Marketing Strategy: Time for Long-Term Thinking

During the economic recession, many businesses put long-term plans for brand building on the back burner. It's time to return them to the front burner.

Short-term thinking has been an unfortunate but often necessary response to the recent economic crisis. If you are fighting for your job or your company’s continued existence, then this week’s, month’s, or quarter’s results are all that seem to matter. In those circumstances, brand building, customer development, and research efforts, among other things, take a back seat to direct marketing tactics that produce impressive reports and return dollars now. It’s one of the well-publicized reasons that digital marketing has benefited from shifts in traditional marketing budgets. Now that we’re seeing signs of a recovery, maybe we can pull back a bit from survival mode and take a longer-term perspective on our actions and their consequences. It would be shortsighted to assume that the last 18 months haven’t impacted our future opportunities.

Update Long-Term Plans Based on New Assumptions

Some smart, well-capitalized companies have continued to introduce new products or refine existing ones, to reach for new customers and markets, and to expand customer relationships through social media and other efforts. These companies have clearly articulated goals and action plans weighted toward long-term success. It will likely work in their favor, but the big unknown right now is how much the U.S. consumer has changed in the stressful last year or two and whether the assumptions on which long-term plans were made will still hold.

Consumer patterns have changed in response to recessionary stress. Consumers realize that home values won’t automatically increase every year, that credit won’t always be available, and that a good job is not a given. Many surveys report an expected long-term change in consumer savings and spending patterns that may necessitate a matching shift in marketer’s thinking and approach.

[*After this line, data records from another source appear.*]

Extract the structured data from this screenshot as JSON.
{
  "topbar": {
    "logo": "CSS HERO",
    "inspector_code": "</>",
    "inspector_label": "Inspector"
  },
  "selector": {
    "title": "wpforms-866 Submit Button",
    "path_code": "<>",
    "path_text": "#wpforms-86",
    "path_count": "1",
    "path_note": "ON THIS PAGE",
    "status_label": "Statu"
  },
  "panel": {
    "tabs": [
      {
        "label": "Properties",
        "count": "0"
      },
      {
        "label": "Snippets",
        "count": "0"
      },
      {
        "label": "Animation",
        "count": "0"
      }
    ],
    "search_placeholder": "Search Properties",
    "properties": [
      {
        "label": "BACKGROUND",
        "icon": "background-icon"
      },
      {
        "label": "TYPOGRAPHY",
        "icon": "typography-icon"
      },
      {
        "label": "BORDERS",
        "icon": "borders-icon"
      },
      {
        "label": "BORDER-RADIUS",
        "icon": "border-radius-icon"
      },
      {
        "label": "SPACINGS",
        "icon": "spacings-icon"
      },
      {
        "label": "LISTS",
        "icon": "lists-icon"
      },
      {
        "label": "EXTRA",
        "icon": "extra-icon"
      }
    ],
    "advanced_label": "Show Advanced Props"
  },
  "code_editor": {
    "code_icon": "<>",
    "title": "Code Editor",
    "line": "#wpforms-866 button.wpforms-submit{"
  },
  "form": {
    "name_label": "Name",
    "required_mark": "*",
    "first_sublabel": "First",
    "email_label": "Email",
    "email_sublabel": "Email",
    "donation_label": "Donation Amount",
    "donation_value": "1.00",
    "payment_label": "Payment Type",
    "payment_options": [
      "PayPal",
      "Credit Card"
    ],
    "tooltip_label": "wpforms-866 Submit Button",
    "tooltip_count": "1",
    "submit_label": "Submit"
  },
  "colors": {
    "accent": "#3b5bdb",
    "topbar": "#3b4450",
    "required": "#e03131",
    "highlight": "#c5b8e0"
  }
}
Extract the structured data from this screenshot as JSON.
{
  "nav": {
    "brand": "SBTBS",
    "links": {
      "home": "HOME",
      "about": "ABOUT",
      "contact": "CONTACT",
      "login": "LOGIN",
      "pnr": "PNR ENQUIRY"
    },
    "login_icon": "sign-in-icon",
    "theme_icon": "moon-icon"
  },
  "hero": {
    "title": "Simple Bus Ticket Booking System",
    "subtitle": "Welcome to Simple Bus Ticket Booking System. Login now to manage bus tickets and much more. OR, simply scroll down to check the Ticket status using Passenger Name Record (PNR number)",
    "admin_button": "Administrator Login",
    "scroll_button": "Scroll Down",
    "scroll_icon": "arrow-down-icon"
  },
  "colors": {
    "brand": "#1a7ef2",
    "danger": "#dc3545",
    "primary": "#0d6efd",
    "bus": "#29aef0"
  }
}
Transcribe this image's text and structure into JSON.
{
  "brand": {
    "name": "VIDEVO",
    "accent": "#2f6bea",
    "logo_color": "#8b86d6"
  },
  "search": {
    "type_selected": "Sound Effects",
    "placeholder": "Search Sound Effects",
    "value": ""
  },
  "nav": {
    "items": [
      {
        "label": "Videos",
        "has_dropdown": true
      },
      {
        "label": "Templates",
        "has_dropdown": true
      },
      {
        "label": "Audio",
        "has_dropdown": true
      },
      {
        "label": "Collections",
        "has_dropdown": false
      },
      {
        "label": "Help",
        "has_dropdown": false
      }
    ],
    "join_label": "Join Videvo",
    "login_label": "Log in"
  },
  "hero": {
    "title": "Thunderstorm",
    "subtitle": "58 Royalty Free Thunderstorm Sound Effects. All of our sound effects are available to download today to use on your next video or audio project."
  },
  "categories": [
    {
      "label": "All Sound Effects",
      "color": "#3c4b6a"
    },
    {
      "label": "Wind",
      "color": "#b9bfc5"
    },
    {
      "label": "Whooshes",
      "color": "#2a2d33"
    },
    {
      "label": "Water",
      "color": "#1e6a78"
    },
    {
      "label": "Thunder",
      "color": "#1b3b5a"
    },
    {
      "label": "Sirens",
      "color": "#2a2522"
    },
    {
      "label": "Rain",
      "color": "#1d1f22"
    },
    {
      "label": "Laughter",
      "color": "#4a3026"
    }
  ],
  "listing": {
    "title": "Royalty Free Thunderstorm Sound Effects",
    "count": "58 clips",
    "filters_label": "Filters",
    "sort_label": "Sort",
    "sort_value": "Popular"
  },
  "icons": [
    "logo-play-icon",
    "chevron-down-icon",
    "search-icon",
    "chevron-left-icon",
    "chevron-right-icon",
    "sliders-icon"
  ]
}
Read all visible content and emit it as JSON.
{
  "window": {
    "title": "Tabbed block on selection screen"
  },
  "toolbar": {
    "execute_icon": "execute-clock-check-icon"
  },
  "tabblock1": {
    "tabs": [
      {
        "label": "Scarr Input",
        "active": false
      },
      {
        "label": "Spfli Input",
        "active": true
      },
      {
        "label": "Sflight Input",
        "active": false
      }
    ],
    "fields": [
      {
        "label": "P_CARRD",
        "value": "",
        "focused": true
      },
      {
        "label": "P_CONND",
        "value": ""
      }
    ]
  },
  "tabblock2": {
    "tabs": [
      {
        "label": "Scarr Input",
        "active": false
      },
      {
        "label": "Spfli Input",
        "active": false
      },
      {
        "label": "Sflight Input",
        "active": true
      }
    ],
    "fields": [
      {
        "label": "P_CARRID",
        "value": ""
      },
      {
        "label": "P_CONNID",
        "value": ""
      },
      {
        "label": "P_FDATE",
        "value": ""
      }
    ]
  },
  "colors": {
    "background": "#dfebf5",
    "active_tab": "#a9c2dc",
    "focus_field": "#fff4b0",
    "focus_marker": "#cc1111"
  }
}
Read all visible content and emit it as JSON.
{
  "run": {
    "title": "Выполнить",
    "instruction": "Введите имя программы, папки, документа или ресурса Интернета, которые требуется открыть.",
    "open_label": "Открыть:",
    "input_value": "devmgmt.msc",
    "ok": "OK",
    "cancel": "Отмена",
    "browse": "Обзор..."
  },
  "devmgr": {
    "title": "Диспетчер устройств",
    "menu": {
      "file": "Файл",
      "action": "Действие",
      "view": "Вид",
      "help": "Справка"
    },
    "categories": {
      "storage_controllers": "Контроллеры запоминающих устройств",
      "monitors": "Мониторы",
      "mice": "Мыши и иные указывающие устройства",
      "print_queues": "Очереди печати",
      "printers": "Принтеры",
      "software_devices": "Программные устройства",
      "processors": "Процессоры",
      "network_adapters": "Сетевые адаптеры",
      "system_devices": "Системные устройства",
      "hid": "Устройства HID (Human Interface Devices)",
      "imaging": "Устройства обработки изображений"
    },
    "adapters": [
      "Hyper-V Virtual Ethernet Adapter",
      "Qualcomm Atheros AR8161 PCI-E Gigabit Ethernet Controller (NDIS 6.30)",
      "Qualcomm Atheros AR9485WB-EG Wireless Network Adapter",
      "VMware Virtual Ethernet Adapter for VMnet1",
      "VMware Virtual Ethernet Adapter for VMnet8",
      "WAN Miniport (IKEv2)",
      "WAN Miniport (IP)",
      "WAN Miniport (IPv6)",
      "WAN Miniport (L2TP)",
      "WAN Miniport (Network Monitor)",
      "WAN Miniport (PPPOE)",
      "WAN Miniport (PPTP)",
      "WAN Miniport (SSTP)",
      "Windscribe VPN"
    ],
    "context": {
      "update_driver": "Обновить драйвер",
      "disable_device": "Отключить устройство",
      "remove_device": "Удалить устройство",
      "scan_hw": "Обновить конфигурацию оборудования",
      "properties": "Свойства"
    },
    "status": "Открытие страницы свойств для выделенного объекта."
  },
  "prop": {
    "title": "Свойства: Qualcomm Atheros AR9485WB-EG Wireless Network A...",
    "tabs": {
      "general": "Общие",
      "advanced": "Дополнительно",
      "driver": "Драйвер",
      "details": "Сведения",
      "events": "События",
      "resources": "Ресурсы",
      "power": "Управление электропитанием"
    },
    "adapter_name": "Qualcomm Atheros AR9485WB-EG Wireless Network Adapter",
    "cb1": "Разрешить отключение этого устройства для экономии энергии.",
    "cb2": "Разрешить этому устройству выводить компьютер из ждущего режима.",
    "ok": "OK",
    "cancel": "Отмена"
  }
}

Long-Term Planning Must Be the Focus

For many companies, long-term planning was a luxury not available this past year. These companies must now embark on some serious planning to fill in their knowledge gaps and rebuild momentum that will make them a sustainable business. Quarter-to-quarter scrambles for sales will not safeguard them. Sustainable businesses have a reason for the actions they take and can articulate plans for the organization. They recognize environmental changes and respond appropriately to them.

Companies focused on the short term must immediately assess the damage they may have done to their marketing programs and businesses by ignoring the broad range of metrics necessary to a healthy business. It’s time to again start tracking and acting on the ability to attract new customers, create demand, maintain margins, and compete for and win market share. At a purely tactical level, these companies may have weighted budget to immediate sales activities and in the process sacrificed pretty much everything else.

Where Does Your Company Fit In?

Almost no brand or company exists at either planning extreme. Wondering where you would be pegged? Ask yourself these questions:

  • Have you continued to nurture customers all along the online continuum? Do they find you when they searching in your category? Do you engage and inform them on your site and through all appropriate interactive channels? Do you leverage customer information appropriately to up-sell and cross-sell in customer relationship management and e-mail?
  • Are you budgeting month to month or quarter to quarter based primarily on expected short-term returns?
  • Does your top management make company or brand decisions based on a broad set of metrics or is it only about top-line revenue?
  • Are you optimizing on portfolio results rather than line items?
  • Have you continued to support your R&D efforts, to update your sites, to clean your databases, and to experiment with emerging communication channels?
  • Have you stayed current with your customers’ mind set and their decision calculus as it relates to your category? Has it broadened your competitive set?

I’m certain that no one would argue that planning creates good results both short and long term, but it’s an investment that may need some time to pay out. Now that some of the pressure is easing off, we must remember how to be good businesses and force ourselves out of emergency mode as soon as we can.